The Asian Development Outlook (ADO) 2022, ADB’s flagship economic publication, forecasts the Philippine economy to grow by 6.0% in 2022, rising further by 6.3% in 2023. Government measures issued last month to reopen the economy, lift mobility restrictions, expand coronavirus disease (COVID-19) vaccination, and relax international travel restrictions will boost the services sector.

Source: ADB

“Nearly all indicators point to higher growth for the Philippines this year and in 2023, barring the impact of external factors from geopolitical tensions that may dampen growth globally, including in the country’s key export markets Europe and the United States,” said ADB Philippines Country Director Kelly Bird.

“Policies to build the resilience of micro, small, and medium-sized enterprises (MSMEs), which play a vital role in the country’s economic recovery, should be strengthened to support the sector’s digital transformation, business innovation, and skills development,” Mr. Bird added. ADB is currently assisting the government to provide employer-led skills trainings to selected sectors to upgrade MSME workers’ competencies under the Skills Up Net Philippines program.

The capital Metro Manila and areas on the main Luzon island, which account for about 70% of gross domestic product (GDP), shifted to the lowest level of pandemic restrictions in March, as daily COVID-19 cases averaged below 1,000. Businesses and public transport are now allowed to operate at full capacity. The government has reopened the country to fully vaccinated international travelers since February. This should boost tourism and employment in the services sector, which accounts for 60% of GDP, according to the report.

Increased public investment in large, priority infrastructure projects will continue to boost growth, with the government aiming to sustain infrastructure spending at over 5.0% of GDP in 2022 from 5.8% in 2021, the report said.

Recent upticks in private investment and the passage of policy reform measures to ease rules on foreign equity ownership and lower the minimum paid-up capital of foreign retailers will support economic growth. Imports of capital goods climbed at a double-digit pace in January 2022 and bank lending to businesses posted its biggest annual increase in nearly 2 years in the same period. Net inflows of foreign direct investment rebounded by 54.2% year-on-year in 2021, with the inflows channeled mostly into manufacturing and utilities sectors.

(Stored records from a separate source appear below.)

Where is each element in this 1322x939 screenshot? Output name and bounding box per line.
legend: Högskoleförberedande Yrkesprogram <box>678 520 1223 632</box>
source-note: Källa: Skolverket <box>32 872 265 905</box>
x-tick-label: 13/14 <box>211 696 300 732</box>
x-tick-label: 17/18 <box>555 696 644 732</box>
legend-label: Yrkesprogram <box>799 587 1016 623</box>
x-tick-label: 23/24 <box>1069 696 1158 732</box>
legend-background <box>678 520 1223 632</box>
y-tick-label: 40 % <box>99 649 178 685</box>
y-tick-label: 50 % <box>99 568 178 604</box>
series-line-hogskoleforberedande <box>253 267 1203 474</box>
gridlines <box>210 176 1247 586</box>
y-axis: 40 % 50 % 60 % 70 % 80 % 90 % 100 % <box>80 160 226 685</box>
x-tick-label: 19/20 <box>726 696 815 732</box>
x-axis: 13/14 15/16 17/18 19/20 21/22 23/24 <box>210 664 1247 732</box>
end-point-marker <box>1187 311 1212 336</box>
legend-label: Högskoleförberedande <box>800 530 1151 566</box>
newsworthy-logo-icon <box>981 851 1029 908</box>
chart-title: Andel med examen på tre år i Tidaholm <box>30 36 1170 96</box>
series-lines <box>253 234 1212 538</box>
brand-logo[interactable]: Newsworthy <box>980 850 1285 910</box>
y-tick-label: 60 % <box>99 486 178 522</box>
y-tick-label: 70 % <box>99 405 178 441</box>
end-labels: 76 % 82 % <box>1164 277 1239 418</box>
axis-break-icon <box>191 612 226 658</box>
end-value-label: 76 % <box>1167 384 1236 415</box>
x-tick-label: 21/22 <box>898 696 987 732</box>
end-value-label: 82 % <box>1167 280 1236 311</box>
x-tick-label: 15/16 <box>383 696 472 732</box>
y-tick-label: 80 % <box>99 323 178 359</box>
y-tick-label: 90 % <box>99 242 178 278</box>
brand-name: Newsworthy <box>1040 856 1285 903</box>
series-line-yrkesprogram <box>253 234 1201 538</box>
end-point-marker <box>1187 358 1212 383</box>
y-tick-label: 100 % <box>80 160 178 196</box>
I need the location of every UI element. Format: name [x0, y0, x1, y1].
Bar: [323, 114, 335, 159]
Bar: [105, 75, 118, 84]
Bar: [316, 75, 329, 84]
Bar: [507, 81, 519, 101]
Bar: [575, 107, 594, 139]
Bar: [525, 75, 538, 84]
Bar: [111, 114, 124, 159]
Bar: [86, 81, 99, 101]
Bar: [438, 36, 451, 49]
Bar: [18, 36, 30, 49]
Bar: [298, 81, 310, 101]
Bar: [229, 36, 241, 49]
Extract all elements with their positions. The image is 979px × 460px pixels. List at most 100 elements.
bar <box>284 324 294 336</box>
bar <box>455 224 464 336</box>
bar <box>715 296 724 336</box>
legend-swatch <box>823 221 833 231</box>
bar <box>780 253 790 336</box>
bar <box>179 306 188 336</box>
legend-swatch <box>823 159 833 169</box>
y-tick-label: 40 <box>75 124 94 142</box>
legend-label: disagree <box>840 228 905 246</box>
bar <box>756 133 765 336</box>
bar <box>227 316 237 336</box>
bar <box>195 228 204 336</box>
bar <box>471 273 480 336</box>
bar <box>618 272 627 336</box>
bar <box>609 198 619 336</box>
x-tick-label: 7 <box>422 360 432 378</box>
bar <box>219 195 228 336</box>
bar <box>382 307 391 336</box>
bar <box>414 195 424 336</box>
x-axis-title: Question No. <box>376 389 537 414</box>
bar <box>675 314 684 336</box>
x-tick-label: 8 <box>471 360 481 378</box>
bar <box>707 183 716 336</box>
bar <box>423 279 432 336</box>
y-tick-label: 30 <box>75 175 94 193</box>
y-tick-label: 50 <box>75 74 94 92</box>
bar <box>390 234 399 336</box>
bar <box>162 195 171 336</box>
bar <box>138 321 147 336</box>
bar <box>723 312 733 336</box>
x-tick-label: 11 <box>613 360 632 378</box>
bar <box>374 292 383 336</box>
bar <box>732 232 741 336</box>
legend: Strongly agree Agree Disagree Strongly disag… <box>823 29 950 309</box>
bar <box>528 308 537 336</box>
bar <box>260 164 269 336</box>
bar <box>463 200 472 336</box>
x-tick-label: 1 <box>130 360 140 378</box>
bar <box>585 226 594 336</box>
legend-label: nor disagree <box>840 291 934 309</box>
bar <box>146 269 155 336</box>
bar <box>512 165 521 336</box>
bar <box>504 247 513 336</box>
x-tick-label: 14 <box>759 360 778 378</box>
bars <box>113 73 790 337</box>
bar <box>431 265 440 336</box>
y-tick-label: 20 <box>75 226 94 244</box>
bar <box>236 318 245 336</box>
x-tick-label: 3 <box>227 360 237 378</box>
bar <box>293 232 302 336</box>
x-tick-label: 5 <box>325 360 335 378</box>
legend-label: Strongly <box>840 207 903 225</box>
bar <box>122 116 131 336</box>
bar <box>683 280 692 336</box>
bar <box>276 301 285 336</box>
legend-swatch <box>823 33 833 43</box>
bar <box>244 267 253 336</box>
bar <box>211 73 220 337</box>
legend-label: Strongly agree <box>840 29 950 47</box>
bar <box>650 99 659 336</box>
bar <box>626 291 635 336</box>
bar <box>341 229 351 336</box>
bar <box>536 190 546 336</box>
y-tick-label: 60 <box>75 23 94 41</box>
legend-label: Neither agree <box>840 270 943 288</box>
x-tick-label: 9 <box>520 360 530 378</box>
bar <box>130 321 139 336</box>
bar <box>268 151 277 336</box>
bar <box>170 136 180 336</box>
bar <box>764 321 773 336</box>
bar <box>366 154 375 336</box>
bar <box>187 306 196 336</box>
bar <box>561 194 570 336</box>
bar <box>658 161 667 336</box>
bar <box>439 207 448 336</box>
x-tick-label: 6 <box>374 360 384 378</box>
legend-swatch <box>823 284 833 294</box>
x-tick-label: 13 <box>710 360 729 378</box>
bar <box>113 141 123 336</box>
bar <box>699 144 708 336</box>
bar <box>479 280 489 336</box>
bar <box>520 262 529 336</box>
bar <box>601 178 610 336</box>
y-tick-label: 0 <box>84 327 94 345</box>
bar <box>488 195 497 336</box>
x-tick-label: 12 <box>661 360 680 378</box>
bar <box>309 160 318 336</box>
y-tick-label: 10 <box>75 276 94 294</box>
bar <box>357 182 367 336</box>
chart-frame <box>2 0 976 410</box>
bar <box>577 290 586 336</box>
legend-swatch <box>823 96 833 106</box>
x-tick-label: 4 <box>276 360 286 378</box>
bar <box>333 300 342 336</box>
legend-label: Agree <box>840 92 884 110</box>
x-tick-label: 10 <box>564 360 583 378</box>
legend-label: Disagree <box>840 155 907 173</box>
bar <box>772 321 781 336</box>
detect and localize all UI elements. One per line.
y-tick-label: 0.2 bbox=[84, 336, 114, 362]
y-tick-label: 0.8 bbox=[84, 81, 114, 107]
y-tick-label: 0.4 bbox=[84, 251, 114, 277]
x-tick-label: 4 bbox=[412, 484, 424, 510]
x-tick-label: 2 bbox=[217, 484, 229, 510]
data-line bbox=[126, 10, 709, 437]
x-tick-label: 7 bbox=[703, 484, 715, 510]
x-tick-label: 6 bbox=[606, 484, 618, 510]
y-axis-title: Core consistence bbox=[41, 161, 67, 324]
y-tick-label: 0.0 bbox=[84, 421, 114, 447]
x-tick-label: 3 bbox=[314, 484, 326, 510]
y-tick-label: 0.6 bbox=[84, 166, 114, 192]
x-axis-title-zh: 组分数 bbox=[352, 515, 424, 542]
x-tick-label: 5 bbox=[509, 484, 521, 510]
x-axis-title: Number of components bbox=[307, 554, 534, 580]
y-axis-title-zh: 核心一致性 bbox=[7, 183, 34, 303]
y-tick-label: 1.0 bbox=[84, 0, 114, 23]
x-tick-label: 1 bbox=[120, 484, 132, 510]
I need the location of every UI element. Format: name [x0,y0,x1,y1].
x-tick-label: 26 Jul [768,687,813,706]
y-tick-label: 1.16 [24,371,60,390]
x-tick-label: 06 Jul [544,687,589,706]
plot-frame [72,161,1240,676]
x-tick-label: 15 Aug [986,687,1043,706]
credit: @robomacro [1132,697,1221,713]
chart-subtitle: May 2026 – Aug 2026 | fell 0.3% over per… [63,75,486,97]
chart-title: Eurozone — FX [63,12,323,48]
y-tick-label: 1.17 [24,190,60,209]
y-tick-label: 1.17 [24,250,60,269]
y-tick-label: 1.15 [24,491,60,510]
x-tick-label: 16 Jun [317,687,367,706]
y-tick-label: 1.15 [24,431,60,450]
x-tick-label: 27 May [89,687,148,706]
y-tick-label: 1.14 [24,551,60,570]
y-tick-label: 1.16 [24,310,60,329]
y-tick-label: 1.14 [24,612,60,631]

Inflation is forecast to rise to 4.2% in 2022 on pressures from higher global oil and commodity prices due to geopolitical tensions. In March, the government issued fuel subsidies and discount vouchers to public transport drivers, farmers, and fisherfolk to help them cope with rising fuel and production costs. Inflation is expected to decelerate to 3.5% in 2023 as global commodity prices moderate./.